At this point, expensive battery technology still makes them money drains. General Motors Co loses about US$9,000 on every Chevrolet Bolt electric car it sells. Tesla had record sales of its EVs last year – and still lost US$675mil on US$7bil in sales.

Here are some of the significan­t new models coming to market:

VW’s Audi brand will start building the e-tron Quattro, a luxury SUV, in 2018, followed by the Sportback coupe in 2019 and a third, unnamed vehicle by 2020.Porsche AG will sell a production version of its Mission E sports sedan concept car starting in 2019. In addition to BMW’s current electric i3 compact and i8 sports car, the German automaker will have an electric Mini in 2019, an X3 compact SUV in 2020 and 10 others by 2025, chairman Harald Krueger said in a speech in September. Daimler’s Mercedes-Benz brand plans 10 battery-powered vehicles in its EQ sub-brand through 2022, while Volvo Car Group, which is owned by China’s Geely Automobile Holdings Ltd., has said any new models launched in 2019 or later will be offered only as hybrid, plug-in hybrid or all-electric versions. Tesla plans to build the Model Y small SUV in 2019 or 2020.

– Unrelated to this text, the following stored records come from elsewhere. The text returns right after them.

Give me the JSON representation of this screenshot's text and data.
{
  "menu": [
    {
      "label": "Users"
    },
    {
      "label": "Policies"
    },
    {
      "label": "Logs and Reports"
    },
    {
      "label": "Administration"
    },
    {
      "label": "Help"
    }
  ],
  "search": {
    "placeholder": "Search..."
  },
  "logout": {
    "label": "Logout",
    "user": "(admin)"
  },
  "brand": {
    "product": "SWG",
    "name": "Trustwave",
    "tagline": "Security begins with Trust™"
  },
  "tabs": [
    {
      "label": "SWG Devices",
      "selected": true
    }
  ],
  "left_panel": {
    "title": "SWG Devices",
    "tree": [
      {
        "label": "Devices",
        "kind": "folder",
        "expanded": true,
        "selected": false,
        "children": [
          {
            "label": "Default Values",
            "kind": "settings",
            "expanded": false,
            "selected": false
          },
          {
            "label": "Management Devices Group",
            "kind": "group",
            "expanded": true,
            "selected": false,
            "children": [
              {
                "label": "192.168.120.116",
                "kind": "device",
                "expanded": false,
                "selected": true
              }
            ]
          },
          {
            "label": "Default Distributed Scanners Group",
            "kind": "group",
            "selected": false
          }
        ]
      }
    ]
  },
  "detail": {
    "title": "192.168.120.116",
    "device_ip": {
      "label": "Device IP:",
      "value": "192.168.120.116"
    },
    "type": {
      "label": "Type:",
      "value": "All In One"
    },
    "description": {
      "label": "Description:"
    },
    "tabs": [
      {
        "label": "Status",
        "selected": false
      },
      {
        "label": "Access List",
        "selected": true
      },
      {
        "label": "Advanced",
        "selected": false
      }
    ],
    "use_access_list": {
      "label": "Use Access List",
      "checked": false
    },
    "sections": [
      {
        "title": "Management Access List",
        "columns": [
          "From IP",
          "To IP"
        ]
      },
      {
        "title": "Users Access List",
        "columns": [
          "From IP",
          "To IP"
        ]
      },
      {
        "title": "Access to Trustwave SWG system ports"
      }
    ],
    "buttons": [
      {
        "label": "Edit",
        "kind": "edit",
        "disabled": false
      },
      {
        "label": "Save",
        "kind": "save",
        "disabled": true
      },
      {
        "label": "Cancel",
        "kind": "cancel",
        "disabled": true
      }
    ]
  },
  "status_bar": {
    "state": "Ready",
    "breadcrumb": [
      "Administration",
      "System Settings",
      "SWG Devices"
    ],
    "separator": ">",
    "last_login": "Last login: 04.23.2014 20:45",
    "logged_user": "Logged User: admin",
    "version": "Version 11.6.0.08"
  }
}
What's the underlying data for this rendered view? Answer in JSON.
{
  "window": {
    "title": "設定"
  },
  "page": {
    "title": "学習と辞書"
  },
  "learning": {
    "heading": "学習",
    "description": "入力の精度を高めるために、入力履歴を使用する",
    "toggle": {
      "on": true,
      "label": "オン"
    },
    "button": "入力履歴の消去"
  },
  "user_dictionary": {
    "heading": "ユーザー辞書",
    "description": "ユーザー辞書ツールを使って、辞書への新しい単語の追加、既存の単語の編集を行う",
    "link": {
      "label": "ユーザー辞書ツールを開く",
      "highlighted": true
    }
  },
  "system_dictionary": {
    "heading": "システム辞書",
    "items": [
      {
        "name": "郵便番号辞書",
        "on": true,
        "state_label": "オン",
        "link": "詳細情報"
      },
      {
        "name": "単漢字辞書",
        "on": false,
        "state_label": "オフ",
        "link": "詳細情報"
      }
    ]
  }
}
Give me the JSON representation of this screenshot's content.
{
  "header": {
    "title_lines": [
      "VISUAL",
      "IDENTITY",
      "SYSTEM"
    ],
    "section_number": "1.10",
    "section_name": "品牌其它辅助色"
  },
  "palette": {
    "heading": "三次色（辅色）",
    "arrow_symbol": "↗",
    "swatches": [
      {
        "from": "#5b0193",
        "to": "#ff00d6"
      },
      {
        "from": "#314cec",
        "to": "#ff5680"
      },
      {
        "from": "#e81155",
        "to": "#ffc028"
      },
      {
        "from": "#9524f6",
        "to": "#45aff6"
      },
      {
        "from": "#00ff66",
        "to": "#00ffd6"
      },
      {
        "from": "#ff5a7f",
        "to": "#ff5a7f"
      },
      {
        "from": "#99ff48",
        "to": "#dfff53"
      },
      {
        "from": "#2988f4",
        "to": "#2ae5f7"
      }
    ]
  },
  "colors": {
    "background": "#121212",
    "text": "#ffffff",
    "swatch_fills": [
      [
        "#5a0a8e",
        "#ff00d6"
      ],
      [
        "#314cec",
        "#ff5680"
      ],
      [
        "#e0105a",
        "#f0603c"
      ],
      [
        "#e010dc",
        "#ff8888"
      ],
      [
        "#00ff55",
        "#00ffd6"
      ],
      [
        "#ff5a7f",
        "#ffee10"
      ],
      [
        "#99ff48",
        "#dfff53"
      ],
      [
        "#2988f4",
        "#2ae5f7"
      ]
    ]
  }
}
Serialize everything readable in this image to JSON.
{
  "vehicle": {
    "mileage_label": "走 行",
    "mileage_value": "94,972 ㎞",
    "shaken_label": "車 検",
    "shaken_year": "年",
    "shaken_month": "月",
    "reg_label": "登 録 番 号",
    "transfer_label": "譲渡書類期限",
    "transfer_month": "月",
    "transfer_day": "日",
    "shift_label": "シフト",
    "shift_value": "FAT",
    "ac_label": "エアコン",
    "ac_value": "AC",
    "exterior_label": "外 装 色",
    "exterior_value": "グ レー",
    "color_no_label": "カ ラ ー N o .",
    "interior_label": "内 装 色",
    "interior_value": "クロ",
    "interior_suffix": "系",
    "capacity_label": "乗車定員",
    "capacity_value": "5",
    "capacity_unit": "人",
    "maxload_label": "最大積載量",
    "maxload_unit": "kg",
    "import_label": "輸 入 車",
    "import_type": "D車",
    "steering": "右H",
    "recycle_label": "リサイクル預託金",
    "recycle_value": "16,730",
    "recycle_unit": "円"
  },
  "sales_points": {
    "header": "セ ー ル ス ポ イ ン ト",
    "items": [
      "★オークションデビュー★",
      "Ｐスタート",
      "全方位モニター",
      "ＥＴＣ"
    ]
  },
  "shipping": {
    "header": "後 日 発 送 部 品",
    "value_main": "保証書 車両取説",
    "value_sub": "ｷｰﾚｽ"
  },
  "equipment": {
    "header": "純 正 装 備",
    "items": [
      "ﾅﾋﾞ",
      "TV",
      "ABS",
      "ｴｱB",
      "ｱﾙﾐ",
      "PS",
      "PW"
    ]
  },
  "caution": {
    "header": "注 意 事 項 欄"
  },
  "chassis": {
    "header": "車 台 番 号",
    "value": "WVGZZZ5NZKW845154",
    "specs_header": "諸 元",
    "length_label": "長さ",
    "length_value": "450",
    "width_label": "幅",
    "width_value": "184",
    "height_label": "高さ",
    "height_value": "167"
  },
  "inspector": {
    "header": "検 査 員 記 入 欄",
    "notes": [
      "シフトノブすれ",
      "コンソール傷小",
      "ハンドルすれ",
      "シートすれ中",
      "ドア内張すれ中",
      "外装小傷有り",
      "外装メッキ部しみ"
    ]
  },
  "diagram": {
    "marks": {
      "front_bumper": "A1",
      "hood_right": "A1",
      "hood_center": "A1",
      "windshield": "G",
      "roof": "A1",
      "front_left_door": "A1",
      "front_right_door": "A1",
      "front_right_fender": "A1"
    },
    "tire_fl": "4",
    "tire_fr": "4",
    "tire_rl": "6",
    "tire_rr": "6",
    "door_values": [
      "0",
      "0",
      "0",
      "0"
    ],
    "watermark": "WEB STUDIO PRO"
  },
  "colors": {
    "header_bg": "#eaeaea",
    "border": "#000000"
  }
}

The good news for carmakers is that the cost of batteries is coming down. GM said on its first-quarter earnings call that its lithium-ion batteries cost about US$145 per kilowatt hour to produce. The goal is to get that below US$100 in the next few years.

BNEF forecasts that battery costs will get down to US$109 per kwh in 2025 and US$73 by 2030.